I’m currently working through the second draft of my as yet untitled children’s novel; a memoir of a life as a runner; and I continue to work on poetry.

Extract from a children’s novel in progress

In which a young girl with asthma strikes up a friendship with a wind…

A large rosy-cheeked woman wearing a housecoat and a headscarf, had just finished pegging out a big basketful of wet washing, some onto a long clothesline and some onto a sort of skinny metal tree called a carousel. She smiled and stood back, wiping her hands on her apron as our two friends wasted no time in pummelling the sheets like punching bags; kicking up the shirts and socks and trouser-legs into a crazy and joyous flapping dance; and sending the metal tree – now in full leaf and blossom – into a giddy pirouette.

As the woman turned her back, a long stripey sock broke loose from its wooden peg and sailed across the fence into a neighbour’s garden where it rested waggling on the fishing rod of a garden gnome.
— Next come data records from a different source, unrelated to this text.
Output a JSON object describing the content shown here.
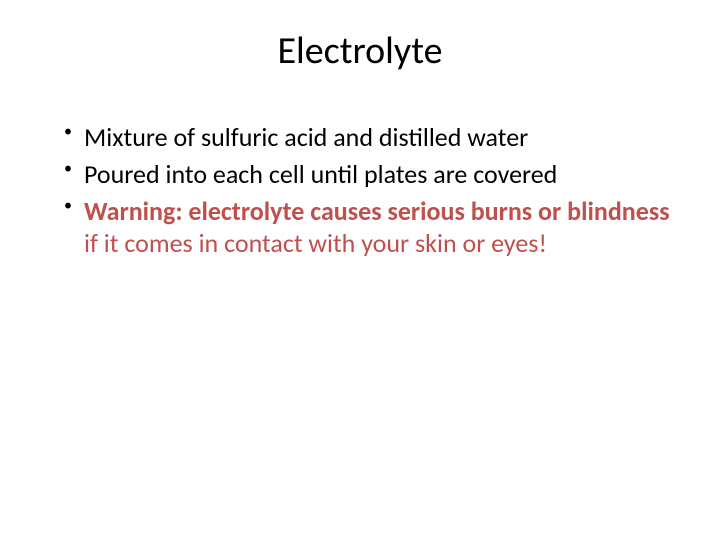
{
  "slide": {
    "title": "Electrolyte",
    "title_fontsize": 38,
    "title_color": "#000000",
    "background_color": "#ffffff",
    "bullets": [
      {
        "text": "Mixture of sulfuric acid and distilled water",
        "bold": false,
        "color": "#000000",
        "fontsize": 26
      },
      {
        "text": "Poured into each cell until plates are covered",
        "bold": false,
        "color": "#000000",
        "fontsize": 26
      },
      {
        "bold_prefix": "Warning: electrolyte causes serious burns or blindness",
        "rest": " if it comes in contact with your skin or eyes!",
        "color": "#c0504d",
        "fontsize": 26
      }
    ],
    "bullet_marker_color": "#000000",
    "line_height": 1.2
  }
}
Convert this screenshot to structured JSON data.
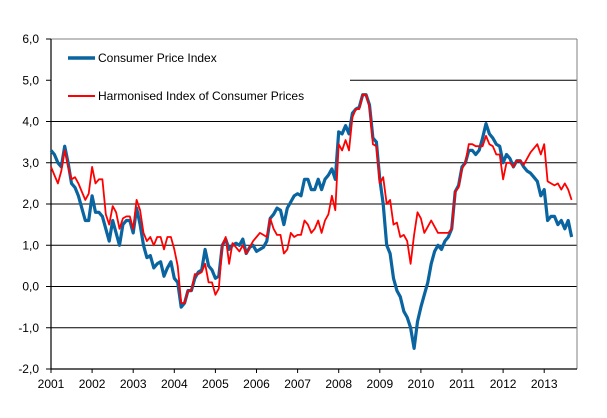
{
  "chart_data": {
    "type": "line",
    "title": "",
    "xlabel": "",
    "ylabel": "",
    "x_start": "2001-01",
    "x_frequency": "monthly",
    "x_tick_labels": [
      "2001",
      "2002",
      "2003",
      "2004",
      "2005",
      "2006",
      "2007",
      "2008",
      "2009",
      "2010",
      "2011",
      "2012",
      "2013"
    ],
    "y_tick_labels": [
      "6,0",
      "5,0",
      "4,0",
      "3,0",
      "2,0",
      "1,0",
      "0,0",
      "-1,0",
      "-2,0"
    ],
    "ylim": [
      -2,
      6
    ],
    "grid": true,
    "legend_placement": "top-left",
    "series": [
      {
        "name": "Consumer Price Index",
        "color": "#0a64a0",
        "values": [
          3.3,
          3.2,
          3.0,
          2.9,
          3.4,
          3.0,
          2.5,
          2.4,
          2.2,
          1.9,
          1.6,
          1.6,
          2.2,
          1.8,
          1.8,
          1.7,
          1.4,
          1.1,
          1.6,
          1.3,
          1.0,
          1.5,
          1.6,
          1.6,
          1.3,
          1.9,
          1.5,
          1.0,
          0.7,
          0.75,
          0.45,
          0.55,
          0.6,
          0.25,
          0.45,
          0.6,
          0.2,
          0.1,
          -0.5,
          -0.4,
          -0.1,
          -0.1,
          0.2,
          0.35,
          0.4,
          0.9,
          0.5,
          0.4,
          0.2,
          0.25,
          1.0,
          1.15,
          0.9,
          1.0,
          1.05,
          1.0,
          1.15,
          0.8,
          0.95,
          1.0,
          0.85,
          0.9,
          0.95,
          1.1,
          1.65,
          1.75,
          1.9,
          1.85,
          1.5,
          1.9,
          2.05,
          2.2,
          2.25,
          2.2,
          2.6,
          2.6,
          2.35,
          2.35,
          2.6,
          2.35,
          2.6,
          2.7,
          2.85,
          2.6,
          3.75,
          3.7,
          3.9,
          3.7,
          4.2,
          4.3,
          4.35,
          4.65,
          4.65,
          4.4,
          3.6,
          3.5,
          2.6,
          2.0,
          1.0,
          0.8,
          0.2,
          -0.1,
          -0.25,
          -0.6,
          -0.75,
          -1.0,
          -1.5,
          -0.85,
          -0.5,
          -0.2,
          0.1,
          0.55,
          0.85,
          1.0,
          0.9,
          1.1,
          1.2,
          1.4,
          2.3,
          2.45,
          2.9,
          3.0,
          3.3,
          3.3,
          3.2,
          3.3,
          3.6,
          3.95,
          3.7,
          3.6,
          3.45,
          3.4,
          3.0,
          3.2,
          3.1,
          2.9,
          3.05,
          3.05,
          2.9,
          2.8,
          2.75,
          2.65,
          2.55,
          2.2,
          2.35,
          1.6,
          1.7,
          1.7,
          1.5,
          1.6,
          1.4,
          1.6,
          1.2
        ]
      },
      {
        "name": "Harmonised Index of Consumer Prices",
        "color": "#ff0000",
        "values": [
          2.9,
          2.7,
          2.5,
          2.8,
          3.3,
          2.9,
          2.6,
          2.65,
          2.5,
          2.3,
          2.1,
          2.25,
          2.9,
          2.5,
          2.6,
          2.6,
          1.75,
          1.5,
          1.95,
          1.8,
          1.4,
          1.65,
          1.7,
          1.7,
          1.4,
          2.1,
          1.85,
          1.3,
          1.1,
          1.2,
          1.0,
          1.2,
          1.2,
          0.9,
          1.2,
          1.2,
          0.9,
          0.5,
          -0.4,
          -0.4,
          -0.1,
          -0.1,
          0.3,
          0.3,
          0.35,
          0.55,
          0.1,
          0.1,
          -0.2,
          -0.05,
          1.0,
          1.2,
          0.55,
          1.05,
          0.95,
          0.85,
          1.0,
          0.8,
          0.95,
          1.1,
          1.2,
          1.3,
          1.25,
          1.2,
          1.65,
          1.4,
          1.25,
          1.25,
          0.8,
          0.9,
          1.3,
          1.2,
          1.25,
          1.25,
          1.6,
          1.5,
          1.3,
          1.4,
          1.6,
          1.3,
          1.6,
          1.75,
          2.2,
          1.85,
          3.45,
          3.3,
          3.55,
          3.3,
          4.1,
          4.3,
          4.3,
          4.65,
          4.65,
          4.35,
          3.45,
          3.4,
          2.5,
          2.65,
          2.0,
          2.1,
          1.5,
          1.55,
          1.2,
          1.25,
          1.1,
          0.55,
          1.25,
          1.8,
          1.65,
          1.3,
          1.45,
          1.6,
          1.45,
          1.3,
          1.3,
          1.3,
          1.3,
          1.4,
          2.3,
          2.4,
          2.85,
          3.0,
          3.45,
          3.45,
          3.4,
          3.4,
          3.4,
          3.65,
          3.45,
          3.4,
          3.2,
          3.2,
          2.6,
          3.0,
          3.0,
          2.9,
          3.05,
          3.05,
          2.95,
          3.1,
          3.25,
          3.35,
          3.45,
          3.2,
          3.45,
          2.55,
          2.5,
          2.45,
          2.5,
          2.35,
          2.5,
          2.35,
          2.1
        ]
      }
    ]
  }
}
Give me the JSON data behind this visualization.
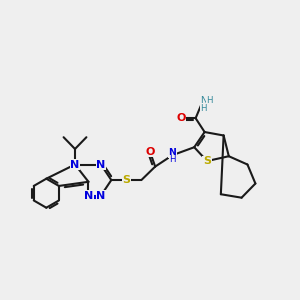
{
  "bg_color": "#efefef",
  "bond_color": "#1a1a1a",
  "N_color": "#0000dd",
  "S_color": "#bbaa00",
  "O_color": "#dd0000",
  "NH2_color": "#338899",
  "bond_lw": 1.5,
  "figsize": [
    3.0,
    3.0
  ],
  "dpi": 100,
  "xlim": [
    0.6,
    9.2
  ],
  "ylim": [
    1.8,
    7.8
  ],
  "label_fs": 8.0,
  "label_fs_s": 6.2
}
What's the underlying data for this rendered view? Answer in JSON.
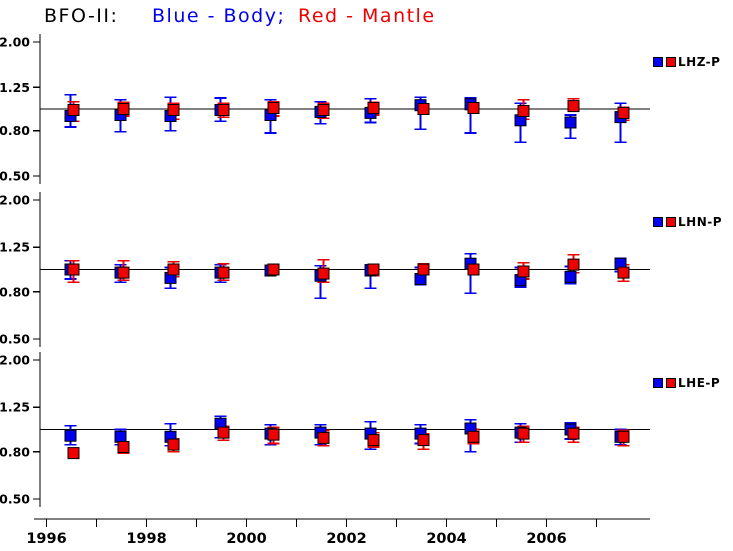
{
  "title": {
    "prefix": "BFO-II:",
    "body_label": "Blue - Body;",
    "mantle_label": "Red - Mantle"
  },
  "colors": {
    "body": "#0000ee",
    "mantle": "#ee0000",
    "axis": "#000000"
  },
  "axes": {
    "y_scale": "log",
    "y_tick_labels": [
      "2.00",
      "1.25",
      "0.80",
      "0.50"
    ],
    "y_tick_values": [
      2.0,
      1.25,
      0.8,
      0.5
    ],
    "reference_line": 1.0,
    "x_tick_years": [
      1996,
      1997,
      1998,
      1999,
      2000,
      2001,
      2002,
      2003,
      2004,
      2005,
      2006,
      2007
    ],
    "x_labeled_years": [
      "1996",
      "1998",
      "2000",
      "2002",
      "2004",
      "2006"
    ],
    "x_range": [
      1995.75,
      2008.1
    ]
  },
  "chart_data": [
    {
      "type": "scatter",
      "name": "LHZ-P",
      "yscale": "log",
      "ylim": [
        0.45,
        2.2
      ],
      "reference_line": 1.0,
      "x": [
        1996.5,
        1997.5,
        1998.5,
        1999.5,
        2000.5,
        2001.5,
        2002.5,
        2003.5,
        2004.5,
        2005.5,
        2006.5,
        2007.5
      ],
      "series": [
        {
          "name": "Body",
          "values": [
            0.93,
            0.94,
            0.93,
            0.99,
            0.94,
            0.97,
            0.96,
            1.04,
            1.05,
            0.89,
            0.87,
            0.92
          ],
          "err_lo": [
            0.83,
            0.79,
            0.8,
            0.88,
            0.78,
            0.86,
            0.87,
            0.81,
            0.78,
            0.71,
            0.74,
            0.71
          ],
          "err_hi": [
            1.16,
            1.1,
            1.13,
            1.12,
            1.1,
            1.08,
            1.11,
            1.13,
            1.12,
            1.06,
            0.94,
            1.06
          ]
        },
        {
          "name": "Mantle",
          "values": [
            0.99,
            1.0,
            0.99,
            0.99,
            1.01,
            0.99,
            1.01,
            1.0,
            1.01,
            0.98,
            1.03,
            0.96
          ],
          "err_lo": [
            0.88,
            0.93,
            0.9,
            0.92,
            0.93,
            0.91,
            0.94,
            0.95,
            0.96,
            0.9,
            0.99,
            0.89
          ],
          "err_hi": [
            1.08,
            1.07,
            1.06,
            1.06,
            1.08,
            1.06,
            1.07,
            1.05,
            1.06,
            1.1,
            1.11,
            1.02
          ]
        }
      ]
    },
    {
      "type": "scatter",
      "name": "LHN-P",
      "yscale": "log",
      "ylim": [
        0.45,
        2.2
      ],
      "reference_line": 1.0,
      "x": [
        1996.5,
        1997.5,
        1998.5,
        1999.5,
        2000.5,
        2001.5,
        2002.5,
        2003.5,
        2004.5,
        2005.5,
        2006.5,
        2007.5
      ],
      "series": [
        {
          "name": "Body",
          "values": [
            1.0,
            0.97,
            0.92,
            0.97,
            0.99,
            0.94,
            0.99,
            0.91,
            1.06,
            0.9,
            0.93,
            1.06
          ],
          "err_lo": [
            0.91,
            0.88,
            0.83,
            0.88,
            0.94,
            0.75,
            0.83,
            0.86,
            0.79,
            0.84,
            0.87,
            0.98
          ],
          "err_hi": [
            1.09,
            1.05,
            1.02,
            1.05,
            1.04,
            1.04,
            1.05,
            1.02,
            1.17,
            1.02,
            1.03,
            1.12
          ]
        },
        {
          "name": "Mantle",
          "values": [
            1.0,
            0.97,
            1.0,
            0.97,
            1.0,
            0.96,
            1.0,
            1.0,
            1.0,
            0.98,
            1.05,
            0.97
          ],
          "err_lo": [
            0.88,
            0.9,
            0.93,
            0.9,
            0.95,
            0.88,
            0.94,
            0.95,
            0.95,
            0.91,
            0.97,
            0.89
          ],
          "err_hi": [
            1.09,
            1.09,
            1.08,
            1.06,
            1.05,
            1.1,
            1.05,
            1.06,
            1.05,
            1.07,
            1.16,
            1.05
          ]
        }
      ]
    },
    {
      "type": "scatter",
      "name": "LHE-P",
      "yscale": "log",
      "ylim": [
        0.45,
        2.2
      ],
      "reference_line": 1.0,
      "x": [
        1996.5,
        1997.5,
        1998.5,
        1999.5,
        2000.5,
        2001.5,
        2002.5,
        2003.5,
        2004.5,
        2005.5,
        2006.5,
        2007.5
      ],
      "series": [
        {
          "name": "Body",
          "values": [
            0.94,
            0.93,
            0.93,
            1.06,
            0.96,
            0.97,
            0.96,
            0.96,
            1.01,
            0.97,
            1.0,
            0.93
          ],
          "err_lo": [
            0.86,
            0.86,
            0.85,
            0.92,
            0.86,
            0.86,
            0.82,
            0.87,
            0.8,
            0.88,
            0.91,
            0.86
          ],
          "err_hi": [
            1.04,
            1.0,
            1.06,
            1.14,
            1.05,
            1.05,
            1.08,
            1.05,
            1.1,
            1.06,
            1.07,
            1.0
          ]
        },
        {
          "name": "Mantle",
          "values": [
            0.79,
            0.84,
            0.86,
            0.97,
            0.95,
            0.92,
            0.9,
            0.9,
            0.93,
            0.96,
            0.96,
            0.93
          ],
          "err_lo": [
            0.75,
            0.79,
            0.8,
            0.9,
            0.87,
            0.85,
            0.84,
            0.82,
            0.87,
            0.88,
            0.88,
            0.85
          ],
          "err_hi": [
            0.83,
            0.88,
            0.91,
            1.03,
            1.02,
            0.99,
            0.97,
            0.96,
            1.0,
            1.03,
            1.02,
            0.99
          ]
        }
      ]
    }
  ]
}
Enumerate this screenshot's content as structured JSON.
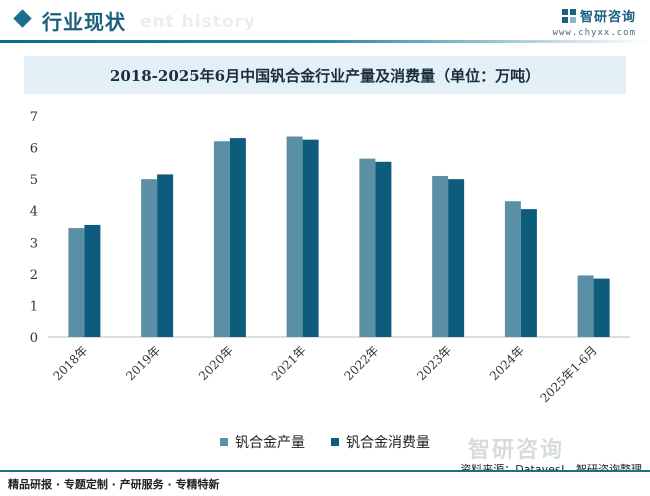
{
  "header": {
    "title": "行业现状",
    "ghost_text": "ent history",
    "brand_name": "智研咨询",
    "brand_url": "www.chyxx.com"
  },
  "chart_data": {
    "type": "bar",
    "title": "2018-2025年6月中国钒合金行业产量及消费量（单位：万吨）",
    "categories": [
      "2018年",
      "2019年",
      "2020年",
      "2021年",
      "2022年",
      "2023年",
      "2024年",
      "2025年1-6月"
    ],
    "series": [
      {
        "name": "钒合金产量",
        "values": [
          3.45,
          5.0,
          6.2,
          6.35,
          5.65,
          5.1,
          4.3,
          1.95
        ],
        "color": "#5b8fa5"
      },
      {
        "name": "钒合金消费量",
        "values": [
          3.55,
          5.15,
          6.3,
          6.25,
          5.55,
          5.0,
          4.05,
          1.85
        ],
        "color": "#0d5c7c"
      }
    ],
    "ylim": [
      0,
      7
    ],
    "yticks": [
      "0",
      "1",
      "2",
      "3",
      "4",
      "5",
      "6",
      "7"
    ],
    "grid": false,
    "legend_position": "bottom"
  },
  "watermark": {
    "text": "智研咨询"
  },
  "footer": {
    "left": "精品研报 · 专题定制 · 产研服务 · 专精特新",
    "source": "资料来源：Datayes!、智研咨询整理"
  },
  "colors": {
    "accent": "#1a6e8e",
    "title_bg": "#e3f0f8"
  }
}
The neighbour’s white cat – just for a moment – mistook it for a bird and went into a crouch, wiggling its spine and tensing up its back legs, ready to pounce. The gnome, who was red-hatted and grey-bearded, looked on, vexed and perplexed, until the sock dropped with a soft plop into the company of the goldfish in his pond, the goldfish he would never catch.

While Wind Two flew further up the row of backyards, looking for more washing to bully, Wind One was drawn to a face pressed against an upstairs window, the pale freckled face of a young girl. After first looking backwards over her shoulder, the girl hoisted up the window and poked out her head, gazing wistfully up at the sky and the green field above the town and then out towards the sea and the hazy horizon beyond. The wind couldn’t resist scrambling her straggly red hair about her face, but she didn’t seem to mind.

‘Don’t stop’ she said, ‘You’re nice and cool!’

Well he did. Stop. In his tracks. With surprise.

In that moment the carousel stopped spinning and the washing drooped on the line.

This earthbound wasn’t just making sounds; she was making sounds at him. Was she actually talking to him? In that brief moment of hesitation he experienced an even greater shock as she took in a deep breath and he found himself sucked into wheezy pink darkness. Three seconds later he was flung out again, feeling odd, dazed, and strangely different.